新加入お一人(welcome!)、見学お二人、あらお久しぶり、の方などの参加をえて、にぎにぎしく開かれた8月の例会。課題本は「どちらでもいい」でしたが、著者の代表作「悪童日記」の存在抜きには語れない作品であり、「悪童日記」が裏課題本という感じでした。とはいえ、「悪童日記」を読んでいたのはほぼ半分くらい。講師も今回の課題本をきっかけに3部作を読まれたそうです。
否定的な意見の中には「暗い」「不愉快」「疲れる」「落ち込む」など、感覚的に受け付けない方多数。ほかには「ひねりがない」「おちがない」「散漫」など、小説としての完成度に疑問の声があがりました。
肯定的な意見としては「研ぎすまされた文章」「読者サービスはしてないけど、書くことへの執着が伝わる」「「悪童日記」が生まれるための卵だと思うと興味深く読めた」など。
比較的評判が良かったのは「斧」「ホームディナー」「間違い電話」などストーリー性のある作品。「わけわからないのもあった」という声も多くありましたが、著者が1冊の短編集にまとめる意図で書いたものではないということを前提に考えないといけないよね、という意見にみんなうなずきました。
講師は「デッサンのようで粗削りな作品だが、嗜虐的な笑いなど、この著者の特徴はちりばめられている短編集であり、「悪童日記」という傑作の原型がこの中にある」とおっしゃり、「悪童日記」の分析に多くの時間を割きました。「少年の目から見た戦争をどう描くか」「街が人に及ぼす影響」など小説としておもしろいテーマを扱い、緻密に計算された構成と硬質な文体が見事にはまった作品との評価。今回読むことができてよかったと言っていただき、推薦者としてはうれしく思いました。

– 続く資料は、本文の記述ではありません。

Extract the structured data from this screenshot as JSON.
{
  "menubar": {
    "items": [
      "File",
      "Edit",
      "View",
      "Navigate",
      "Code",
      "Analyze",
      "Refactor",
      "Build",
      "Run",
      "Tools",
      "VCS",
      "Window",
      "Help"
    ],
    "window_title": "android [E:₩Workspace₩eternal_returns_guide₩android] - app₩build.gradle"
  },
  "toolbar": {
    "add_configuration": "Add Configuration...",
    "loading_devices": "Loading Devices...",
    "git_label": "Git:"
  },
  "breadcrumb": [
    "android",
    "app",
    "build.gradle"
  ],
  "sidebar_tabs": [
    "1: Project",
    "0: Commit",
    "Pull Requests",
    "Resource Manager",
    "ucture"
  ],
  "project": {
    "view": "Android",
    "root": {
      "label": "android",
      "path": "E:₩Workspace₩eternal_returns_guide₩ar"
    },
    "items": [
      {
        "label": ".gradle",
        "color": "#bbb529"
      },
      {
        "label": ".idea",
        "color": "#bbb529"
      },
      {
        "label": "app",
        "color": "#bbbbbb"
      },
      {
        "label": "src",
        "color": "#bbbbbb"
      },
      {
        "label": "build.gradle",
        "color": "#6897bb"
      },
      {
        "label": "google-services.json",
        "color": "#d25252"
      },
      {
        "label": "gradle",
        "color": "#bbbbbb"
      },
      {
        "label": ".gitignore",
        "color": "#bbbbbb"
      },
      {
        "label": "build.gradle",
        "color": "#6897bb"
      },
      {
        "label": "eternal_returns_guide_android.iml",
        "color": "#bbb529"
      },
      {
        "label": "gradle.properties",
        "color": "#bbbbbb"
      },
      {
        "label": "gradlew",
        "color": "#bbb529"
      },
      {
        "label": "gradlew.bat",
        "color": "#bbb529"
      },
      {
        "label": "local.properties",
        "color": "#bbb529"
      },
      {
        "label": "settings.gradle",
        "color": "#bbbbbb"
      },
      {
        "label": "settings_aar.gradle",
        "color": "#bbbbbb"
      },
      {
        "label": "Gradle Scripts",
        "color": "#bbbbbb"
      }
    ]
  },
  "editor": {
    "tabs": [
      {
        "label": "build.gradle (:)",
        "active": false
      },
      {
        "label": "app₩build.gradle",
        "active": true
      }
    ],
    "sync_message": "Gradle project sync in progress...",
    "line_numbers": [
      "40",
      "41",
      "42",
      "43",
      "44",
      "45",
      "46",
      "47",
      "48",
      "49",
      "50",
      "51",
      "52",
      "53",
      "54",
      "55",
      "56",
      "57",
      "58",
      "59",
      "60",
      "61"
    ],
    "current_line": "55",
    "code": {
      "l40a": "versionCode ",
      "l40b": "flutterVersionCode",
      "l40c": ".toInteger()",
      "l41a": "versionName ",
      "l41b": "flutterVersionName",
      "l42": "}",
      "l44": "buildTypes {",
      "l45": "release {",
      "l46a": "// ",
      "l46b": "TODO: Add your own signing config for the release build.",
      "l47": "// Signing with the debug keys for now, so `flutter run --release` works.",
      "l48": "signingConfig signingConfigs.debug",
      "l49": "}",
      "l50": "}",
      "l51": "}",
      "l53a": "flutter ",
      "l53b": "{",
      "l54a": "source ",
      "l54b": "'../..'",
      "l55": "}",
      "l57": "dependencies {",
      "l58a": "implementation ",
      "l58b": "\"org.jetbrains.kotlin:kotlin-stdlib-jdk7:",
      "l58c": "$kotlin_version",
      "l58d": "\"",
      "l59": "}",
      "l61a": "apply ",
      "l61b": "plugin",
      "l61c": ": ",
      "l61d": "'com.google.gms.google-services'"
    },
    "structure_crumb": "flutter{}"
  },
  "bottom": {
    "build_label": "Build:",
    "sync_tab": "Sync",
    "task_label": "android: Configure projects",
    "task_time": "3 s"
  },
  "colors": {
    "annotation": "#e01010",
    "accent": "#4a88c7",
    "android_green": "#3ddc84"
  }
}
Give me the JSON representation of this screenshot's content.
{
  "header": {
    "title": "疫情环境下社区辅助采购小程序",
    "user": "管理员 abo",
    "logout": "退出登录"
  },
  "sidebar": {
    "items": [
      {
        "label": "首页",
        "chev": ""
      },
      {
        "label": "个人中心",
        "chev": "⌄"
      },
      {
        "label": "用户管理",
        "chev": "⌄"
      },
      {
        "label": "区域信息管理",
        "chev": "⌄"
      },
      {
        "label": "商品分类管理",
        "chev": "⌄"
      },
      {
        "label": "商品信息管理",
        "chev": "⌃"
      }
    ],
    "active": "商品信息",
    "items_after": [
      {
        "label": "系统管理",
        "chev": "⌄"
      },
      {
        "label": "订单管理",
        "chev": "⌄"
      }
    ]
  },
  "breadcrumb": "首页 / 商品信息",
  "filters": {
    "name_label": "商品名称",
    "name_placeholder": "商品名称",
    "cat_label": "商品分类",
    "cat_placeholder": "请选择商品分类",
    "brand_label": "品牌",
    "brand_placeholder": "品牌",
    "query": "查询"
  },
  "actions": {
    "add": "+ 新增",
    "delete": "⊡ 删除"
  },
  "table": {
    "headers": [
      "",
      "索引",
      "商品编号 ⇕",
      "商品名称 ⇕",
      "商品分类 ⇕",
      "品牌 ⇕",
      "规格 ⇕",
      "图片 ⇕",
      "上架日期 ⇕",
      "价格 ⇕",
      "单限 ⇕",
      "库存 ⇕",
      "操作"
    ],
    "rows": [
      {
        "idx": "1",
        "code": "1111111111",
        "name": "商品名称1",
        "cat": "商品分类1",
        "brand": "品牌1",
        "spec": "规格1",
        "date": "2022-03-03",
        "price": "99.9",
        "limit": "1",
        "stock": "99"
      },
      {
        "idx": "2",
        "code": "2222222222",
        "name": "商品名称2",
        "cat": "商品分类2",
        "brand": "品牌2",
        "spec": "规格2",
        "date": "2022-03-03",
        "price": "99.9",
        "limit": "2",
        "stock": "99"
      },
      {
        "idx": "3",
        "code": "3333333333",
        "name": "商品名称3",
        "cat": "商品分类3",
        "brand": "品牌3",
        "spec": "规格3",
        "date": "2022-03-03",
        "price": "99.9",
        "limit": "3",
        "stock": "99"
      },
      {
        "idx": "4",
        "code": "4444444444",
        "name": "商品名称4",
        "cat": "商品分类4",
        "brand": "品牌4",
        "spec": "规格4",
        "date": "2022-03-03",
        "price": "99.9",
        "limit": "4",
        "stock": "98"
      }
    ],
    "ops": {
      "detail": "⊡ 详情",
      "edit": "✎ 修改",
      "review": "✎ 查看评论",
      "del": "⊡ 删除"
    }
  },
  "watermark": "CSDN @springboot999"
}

「文盲」という自伝を読んだ会員によると、著者はハンガリーで生まれ育ち、「ハンガリー動乱」をきっかけに、20代初めスイスに亡命しますが、ずっと読み書きができなかったのだそうです。小説は母国語ではないフランス語で書かれていますが、母国語は書けないからだったのですね。そぎ落としたような文体の秘密の一端に触れた気がしました。
未読の方はぜひぜひ「悪童日記」を読んでくださいね! ああ、これがあったから、あれがあるわけねと、今回の課題本への理解がいっそう深まること請け合いです。